Les voici donc contraints de se retrouver à l’heure du couvre-feu, dans un terrain vague où ils apprennent à s’aimer, se découvrir, s’explorer, se goûter, avec la maladresse et la candeur de leur âge. Ils n’ont pas d’autre choix que de composer avec la réalité qu’on leur impose : « Nous avions besoin de la nuit pour cacher nos caresses, qui n’avaient pas de toit pour les abriter ». Viennent alors des scènes inoubliables pour Nìkos, comme celle où ils se retrouvent nus pour la première fois l’un pour l’autre, offerts, abandonnés, démunis, ne sachant trop quoi faire des désirs qui les submergent.
Et soudain, le rêve vire au cauchemar. Pendant les trois premiers quarts du récit, la guerre n’était qu’une toile de fond, une présence lointaine, inoffensive, et comme incapable de faire des victimes. Mais du jour au lendemain des mesures sont prises contre les juifs : interdictions en tous genres, humiliations publiques, étoile de David qu’il leur faut exhiber… Comme si chacun devinait quelle « plaisanterie cruelle du destin » attend désormais leur histoire, leur amour se fait incandescent. Nous suivrons ainsi le couple jusqu’à sa dernière heure, jusqu’à l’ultime contact (« je serrais ses doigts, pour me charger de vie, pour lui transmettre l’amour, la dévotion que je voulais qu’elle emporte avec elle pour toujours »), jusqu’à l’ultime promesse de se revoir un jour, avant le départ de Giocanda pour les camps, dont elle ne reviendra pas (dix mois plus tard, Nìkos apprendra qu’elle a fini dans une chambre à gaz, peu de temps avant la libération du camp par les Russes).

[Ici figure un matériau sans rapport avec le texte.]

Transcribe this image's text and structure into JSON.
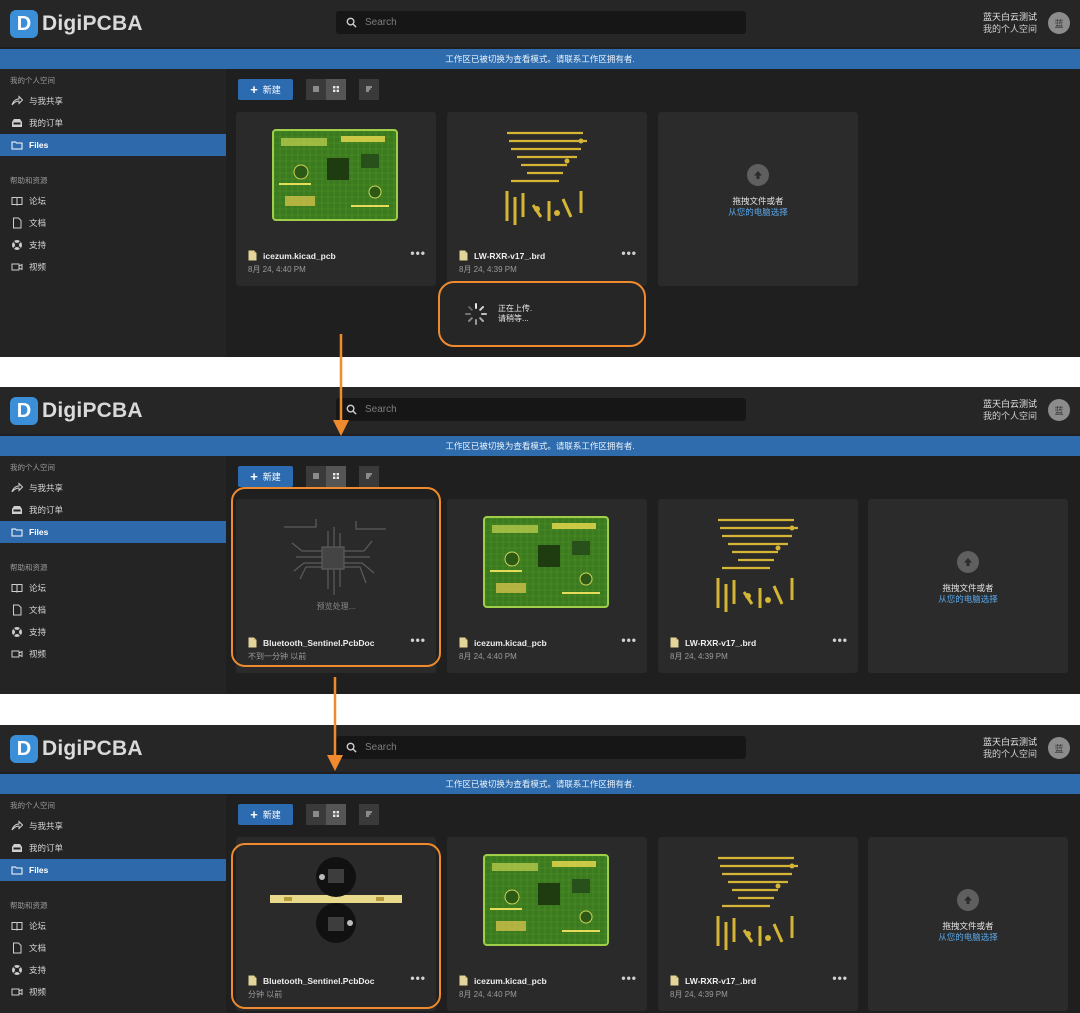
{
  "colors": {
    "accent": "#2e6aab",
    "highlight": "#ef8a2f",
    "banner": "#2f6cad",
    "link": "#5aa7ea"
  },
  "header": {
    "logo_letter": "D",
    "logo_strong": "Digi",
    "logo_rest": "PCBA",
    "search_placeholder": "Search",
    "user_name": "蓝天白云测试",
    "user_space": "我的个人空间",
    "avatar_text": "蓝"
  },
  "banner_text": "工作区已被切换为查看模式。请联系工作区拥有者.",
  "sidebar": {
    "section_personal": "我的个人空间",
    "items": [
      {
        "label": "与我共享",
        "icon": "share-icon"
      },
      {
        "label": "我的订单",
        "icon": "inbox-icon"
      },
      {
        "label": "Files",
        "icon": "folder-icon"
      }
    ],
    "section_help": "帮助和资源",
    "help_items": [
      {
        "label": "论坛",
        "icon": "book-icon"
      },
      {
        "label": "文档",
        "icon": "document-icon"
      },
      {
        "label": "支持",
        "icon": "lifebuoy-icon"
      },
      {
        "label": "视频",
        "icon": "video-icon"
      }
    ]
  },
  "toolbar": {
    "new_label": "新建"
  },
  "upload": {
    "text": "拖拽文件或者",
    "link": "从您的电脑选择"
  },
  "files": {
    "icezum": {
      "name": "icezum.kicad_pcb",
      "date": "8月 24, 4:40 PM"
    },
    "lw": {
      "name": "LW-RXR-v17_.brd",
      "date": "8月 24, 4:39 PM"
    },
    "bluetooth_processing": {
      "name": "Bluetooth_Sentinel.PcbDoc",
      "date": "不到一分钟 以前",
      "status": "预览处理..."
    },
    "bluetooth_done": {
      "name": "Bluetooth_Sentinel.PcbDoc",
      "date": "分钟 以前"
    }
  },
  "toast": {
    "line1": "正在上传.",
    "line2": "请稍等..."
  },
  "more_label": "•••"
}
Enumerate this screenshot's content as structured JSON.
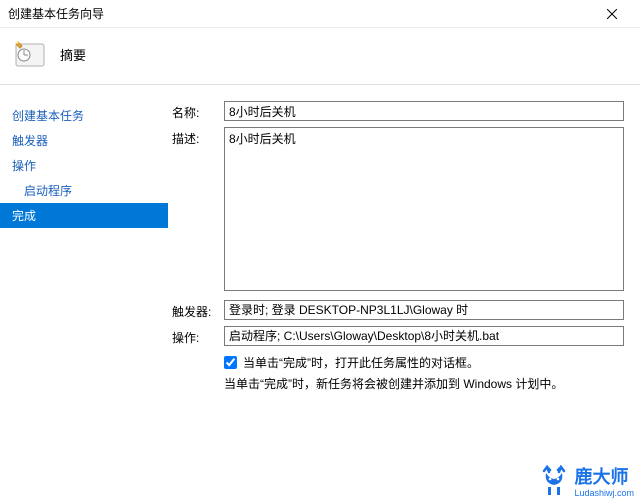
{
  "window": {
    "title": "创建基本任务向导"
  },
  "header": {
    "heading": "摘要"
  },
  "sidebar": {
    "items": [
      {
        "label": "创建基本任务",
        "indent": false,
        "selected": false
      },
      {
        "label": "触发器",
        "indent": false,
        "selected": false
      },
      {
        "label": "操作",
        "indent": false,
        "selected": false
      },
      {
        "label": "启动程序",
        "indent": true,
        "selected": false
      },
      {
        "label": "完成",
        "indent": false,
        "selected": true
      }
    ]
  },
  "form": {
    "name_label": "名称:",
    "name_value": "8小时后关机",
    "desc_label": "描述:",
    "desc_value": "8小时后关机",
    "trigger_label": "触发器:",
    "trigger_value": "登录时; 登录 DESKTOP-NP3L1LJ\\Gloway 时",
    "action_label": "操作:",
    "action_value": "启动程序; C:\\Users\\Gloway\\Desktop\\8小时关机.bat",
    "open_properties_checked": true,
    "open_properties_label": "当单击“完成”时，打开此任务属性的对话框。",
    "note": "当单击“完成”时，新任务将会被创建并添加到 Windows 计划中。"
  },
  "watermark": {
    "brand": "鹿大师",
    "url": "Ludashiwj.com"
  }
}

Au sein de cette guerre, leur amour aura été une sorte d’oasis, une parenthèse de pureté, d’innocence : « nous étions un jardin plein de fleurs qu’entouraient le tonnerre, les éclairs, la violence, la frénésie du monde ». Deux ans de bonheur pur, pleins de frissons d’adolescents et de vertiges frappés au sceau de l’authenticité : « L’amour débordait par mes yeux, mes oreilles, ma bouche, le bout de mes doigts ».
Giocanda est une histoire vraie, que Nìkos Kokàntzis (1930-2009) est parvenu à coucher sur le papier trente ans après l’avoir vécue. Par devoir de mémoire, pour en faire un mémorial, car « les gens meurent seulement quand nous les oublions ». Ce récit, qui est le seul que son auteur ait jamais écrit, s’apparente à un thrène, cette lamentation funèbre que l’on chantait lors des funérailles dans la Grèce antique. Mais parce qu’il réunit des moments choisis pour leur intensité amoureuse (qui sont autant de premières fois, jusqu’à la dernière), ce chant d’adieu tient à la fois de la tragédie et du conte (un conte de fées qui se termine mal). De la première il a la noblesse et l’élégance, de l’autre la fraîcheur et l’incomparable pureté. À quoi s’ajoute une beauté qui a probablement à voir avec la poésie. Comme si toutes ces minutes vécues et les phrases qui les font revivre avaient été touchées par la même grâce.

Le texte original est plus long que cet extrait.